11/08/2024 | Press release | Distributed by Public on 11/08/2024 13:48
Item 5.02(e) |
Compensatory Arrangement of Certain Officers |
Severance and Change of Control Agreements
On January 5, 2022, Regency Centers Corporation (the "Company") and Regency Centers, L.P. (the "Partnership") entered into a Severance and Change of Control Agreement, dated as of January 1, 2022 (the "Agreement"), with Lisa Palmer, President and Chief Executive Officer of the Company and the Partnership. A Form 8-K filing was made on January 5, 2022 which contained a summary of the Agreement and the form of the Agreement included as an exhibit thereto. Capitalized but undefined terms referenced herein are used with the definitions set forth in the Agreement.

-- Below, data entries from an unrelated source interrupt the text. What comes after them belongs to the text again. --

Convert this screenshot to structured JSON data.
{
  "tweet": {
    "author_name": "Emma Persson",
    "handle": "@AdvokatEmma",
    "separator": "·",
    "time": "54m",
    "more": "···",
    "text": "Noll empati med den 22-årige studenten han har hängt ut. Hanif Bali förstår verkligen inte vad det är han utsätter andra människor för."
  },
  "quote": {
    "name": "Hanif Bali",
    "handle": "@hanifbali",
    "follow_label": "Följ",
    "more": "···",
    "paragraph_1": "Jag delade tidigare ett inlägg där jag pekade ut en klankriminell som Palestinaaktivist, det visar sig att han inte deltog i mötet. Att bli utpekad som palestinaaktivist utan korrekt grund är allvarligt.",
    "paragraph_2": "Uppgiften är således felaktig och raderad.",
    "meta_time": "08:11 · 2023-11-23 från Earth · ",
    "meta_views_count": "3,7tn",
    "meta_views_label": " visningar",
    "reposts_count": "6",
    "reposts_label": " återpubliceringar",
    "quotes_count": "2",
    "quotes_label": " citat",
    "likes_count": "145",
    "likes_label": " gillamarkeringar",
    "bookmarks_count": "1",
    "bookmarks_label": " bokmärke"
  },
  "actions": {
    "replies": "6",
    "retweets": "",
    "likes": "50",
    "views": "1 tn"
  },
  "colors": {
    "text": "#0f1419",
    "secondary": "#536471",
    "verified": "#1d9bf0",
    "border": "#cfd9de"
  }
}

On November 6, 2024, the Company and Ms. Palmer entered into an amendment to the Agreement (the "Amendment"), whereby the amount of cash severance payable in respect of certain specified employment termination events has been modified. Pursuant to the Amendment, if Ms. Palmer is terminated without Cause or terminates her employment for Good Reason, in either case absent a Change of Control or outside the Change of Control Period, then Ms. Palmer will receive a cash lump sum payment equal to the sum of (i) twenty four (24) months of base salary, (ii) 200% of her average annual cash bonus, if any, paid with respect to the three full calendar years prior to termination of employment and (iii) the replacement cost of twenty four (24) months of medical benefits, calculated as if Ms. Palmer elected COBRA continuation coverage.
In addition, pursuant to the Amendment, if, during the Change of Control Period, Ms. Palmer is terminated without Cause or terminates her employment for Good Reason, then Ms. Palmer will receive a cash lump sum payment equal to the sum of (i) thirty six (36) months of base salary, (ii) 300% of her average annual cash bonus, if any, paid with respect to the three full calendar years prior to termination of employment, (iii) the replacement cost of thirty six (36) months of medical benefits, calculated as if Ms. Palmer elected COBRA continuation coverage, and (iv) a pro-rated portion of the Executive's target annual bonus applicable to the year in which such termination occurred. If such severance payments, or any other payments made to an Executive in connection with a Change of Control, would be subject to the excise tax on "excess parachute payments" imposed by Section 4999 of the Internal Revenue Code, then Ms. Palmer will either pay the excise tax or have her payments capped at a level so there would be no excise tax depending upon which option provides Ms. Palmer with the greatest benefit on an after-tax basis.
Except and to the extent modified by the terms of the Amendment, the Agreement remains in full force and effect. This summary of the Amendment is qualified in its entirety by reference to the full text of the Amendment which is filed as Exhibit 10.1 to this Form 8-K.